I pulled out equity to buy my last two IPs and still don't have a 100% LVR... It can be done...
I know. I've been doing it for some years. Essentially I'm asking you if you are doing it the same way I'm doing it.
 
Some text book stuff there. I would have thought that is resi buy + hold -ve gear. A good plan nevertheless.

Each year when you are buying a new IP, are you using equity in one of your IPs to fund deposits and borrowing 100%?

I ticked 'other' because my strategy is a mix and not one alone. It consists of various -ve, +ve, cash flow positive, cashbond and LOE strategies.

In the early years I borrowed a full 106% xcolled against my PPOR. the 106% consisted of 100% purchase price + 5% purchase costs + 1% surplus funds to cover any vacancy between settlement and first tenant or any unexpected repairs/costs. Then when as values increased I released the xcoll to stand alone.

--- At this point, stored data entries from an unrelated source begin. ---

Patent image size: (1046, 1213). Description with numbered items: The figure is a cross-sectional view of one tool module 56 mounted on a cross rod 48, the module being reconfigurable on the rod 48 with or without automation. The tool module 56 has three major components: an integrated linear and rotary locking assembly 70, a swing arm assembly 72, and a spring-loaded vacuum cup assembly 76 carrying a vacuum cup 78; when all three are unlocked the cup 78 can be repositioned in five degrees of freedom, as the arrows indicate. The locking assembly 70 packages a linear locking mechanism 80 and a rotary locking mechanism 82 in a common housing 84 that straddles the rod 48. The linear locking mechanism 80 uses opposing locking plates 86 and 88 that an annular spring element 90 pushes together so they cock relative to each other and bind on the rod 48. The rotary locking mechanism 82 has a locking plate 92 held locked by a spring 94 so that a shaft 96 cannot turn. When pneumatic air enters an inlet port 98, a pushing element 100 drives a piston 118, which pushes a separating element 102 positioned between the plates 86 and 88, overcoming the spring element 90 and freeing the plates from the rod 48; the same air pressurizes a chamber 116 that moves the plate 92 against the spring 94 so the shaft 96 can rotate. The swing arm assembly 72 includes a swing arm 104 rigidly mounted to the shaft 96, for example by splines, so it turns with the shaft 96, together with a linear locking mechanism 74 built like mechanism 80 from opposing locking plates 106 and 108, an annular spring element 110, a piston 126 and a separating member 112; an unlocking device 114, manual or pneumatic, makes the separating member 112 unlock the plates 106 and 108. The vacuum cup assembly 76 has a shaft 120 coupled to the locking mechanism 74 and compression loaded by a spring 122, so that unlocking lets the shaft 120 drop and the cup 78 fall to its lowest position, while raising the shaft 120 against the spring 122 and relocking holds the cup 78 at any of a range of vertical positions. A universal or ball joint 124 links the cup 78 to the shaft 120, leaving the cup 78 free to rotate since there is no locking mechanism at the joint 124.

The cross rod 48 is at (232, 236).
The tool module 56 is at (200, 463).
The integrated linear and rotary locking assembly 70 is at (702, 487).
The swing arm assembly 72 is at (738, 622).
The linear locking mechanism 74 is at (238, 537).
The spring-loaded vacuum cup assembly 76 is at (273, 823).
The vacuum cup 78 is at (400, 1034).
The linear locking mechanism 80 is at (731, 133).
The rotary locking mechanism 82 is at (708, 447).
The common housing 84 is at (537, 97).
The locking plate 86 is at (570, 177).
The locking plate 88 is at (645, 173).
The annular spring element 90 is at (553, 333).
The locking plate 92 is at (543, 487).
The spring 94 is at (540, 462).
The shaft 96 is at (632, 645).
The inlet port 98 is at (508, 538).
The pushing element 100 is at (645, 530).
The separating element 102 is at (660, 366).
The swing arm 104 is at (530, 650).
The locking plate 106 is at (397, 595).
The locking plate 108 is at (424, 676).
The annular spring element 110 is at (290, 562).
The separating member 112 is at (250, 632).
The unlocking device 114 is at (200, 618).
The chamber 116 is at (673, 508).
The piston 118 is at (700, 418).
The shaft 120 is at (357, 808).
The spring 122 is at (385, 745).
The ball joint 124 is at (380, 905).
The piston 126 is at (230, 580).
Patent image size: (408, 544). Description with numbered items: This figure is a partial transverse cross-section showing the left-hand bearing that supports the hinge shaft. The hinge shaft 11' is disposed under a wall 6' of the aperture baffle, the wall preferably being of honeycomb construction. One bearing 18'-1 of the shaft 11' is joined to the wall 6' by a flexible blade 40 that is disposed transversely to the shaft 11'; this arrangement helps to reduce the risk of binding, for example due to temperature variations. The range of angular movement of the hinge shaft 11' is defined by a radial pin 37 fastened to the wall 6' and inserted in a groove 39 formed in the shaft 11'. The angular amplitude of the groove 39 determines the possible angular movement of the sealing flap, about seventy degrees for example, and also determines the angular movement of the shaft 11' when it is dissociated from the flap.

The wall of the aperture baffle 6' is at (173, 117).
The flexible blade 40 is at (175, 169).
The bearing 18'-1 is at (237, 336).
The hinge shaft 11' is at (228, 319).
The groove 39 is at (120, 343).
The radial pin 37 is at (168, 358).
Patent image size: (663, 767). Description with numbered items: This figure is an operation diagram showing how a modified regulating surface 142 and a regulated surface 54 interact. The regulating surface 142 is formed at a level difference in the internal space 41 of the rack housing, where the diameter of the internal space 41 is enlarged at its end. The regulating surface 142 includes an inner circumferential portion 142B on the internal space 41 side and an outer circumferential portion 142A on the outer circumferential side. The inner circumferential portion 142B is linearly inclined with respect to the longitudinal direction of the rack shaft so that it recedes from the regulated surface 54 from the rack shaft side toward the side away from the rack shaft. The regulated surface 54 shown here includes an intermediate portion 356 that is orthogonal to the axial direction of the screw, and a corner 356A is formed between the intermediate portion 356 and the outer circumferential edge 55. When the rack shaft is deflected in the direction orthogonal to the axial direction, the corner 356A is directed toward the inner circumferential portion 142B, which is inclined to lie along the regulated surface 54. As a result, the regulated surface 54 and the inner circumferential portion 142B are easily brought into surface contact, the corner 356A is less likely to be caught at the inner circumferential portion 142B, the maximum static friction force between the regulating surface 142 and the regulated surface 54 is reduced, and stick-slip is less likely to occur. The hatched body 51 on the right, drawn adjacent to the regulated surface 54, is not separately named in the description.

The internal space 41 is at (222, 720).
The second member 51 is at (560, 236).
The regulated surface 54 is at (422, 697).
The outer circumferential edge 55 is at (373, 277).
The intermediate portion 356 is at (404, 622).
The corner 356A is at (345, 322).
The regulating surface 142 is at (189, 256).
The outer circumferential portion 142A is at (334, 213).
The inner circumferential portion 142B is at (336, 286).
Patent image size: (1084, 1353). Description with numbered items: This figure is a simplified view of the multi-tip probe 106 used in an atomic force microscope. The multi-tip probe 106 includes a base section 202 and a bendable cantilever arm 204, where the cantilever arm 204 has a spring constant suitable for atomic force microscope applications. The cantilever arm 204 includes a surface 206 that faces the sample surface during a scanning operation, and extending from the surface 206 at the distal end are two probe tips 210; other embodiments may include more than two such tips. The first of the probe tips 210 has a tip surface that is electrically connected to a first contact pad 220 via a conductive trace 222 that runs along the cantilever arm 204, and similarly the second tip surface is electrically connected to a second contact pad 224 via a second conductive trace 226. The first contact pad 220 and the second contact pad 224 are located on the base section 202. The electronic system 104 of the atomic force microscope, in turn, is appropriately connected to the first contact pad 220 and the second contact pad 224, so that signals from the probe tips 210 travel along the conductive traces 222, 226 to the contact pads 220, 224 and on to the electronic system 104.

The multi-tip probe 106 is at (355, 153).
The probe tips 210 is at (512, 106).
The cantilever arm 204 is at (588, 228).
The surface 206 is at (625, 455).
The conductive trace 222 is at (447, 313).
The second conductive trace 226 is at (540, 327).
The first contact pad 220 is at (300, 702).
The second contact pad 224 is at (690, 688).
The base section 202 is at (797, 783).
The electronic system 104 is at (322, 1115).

These days as my portfolio has now substantially grown I still borrow 105% however I used LOC's to fund 20% deposits + 5% costs and borrow the remaining 80% to complete settlement secured against the IP.

I hope this helps.
 
I just want to get an idea of the strategy demographics of this forum
I think you may well find everyone is different,myself 60-70% is in unencumbered property,that will happen if the invesment span is long enough and you stick to your investment plan,does not matter 1% over the longterm,just as long as you invest in what you understand,1 year is nothing,5 years -10 years -15 years then you can make a opinion.. btw i voted no standout..
willair..
 
I've done -ve gear buy and holds up until now but am very serious about doing a development this year (hehe, it sems a pity to waste all those town planning and architecture skills)
 
well I choose buy and hold -geared. BUT, so far we have only ever signed for 2 properties (PPOR and IP1) and both have been H&L & OTP. We are likely to continue to build as long as it makes sense for us, but would happily buy an already established house too. Also It just happens that our IP will be neg geared, but I would be thrilled to have some pos geared ones as well. Really the only part of our strategy that is consistant is the Buy and hold part - the rest is up for negotiation.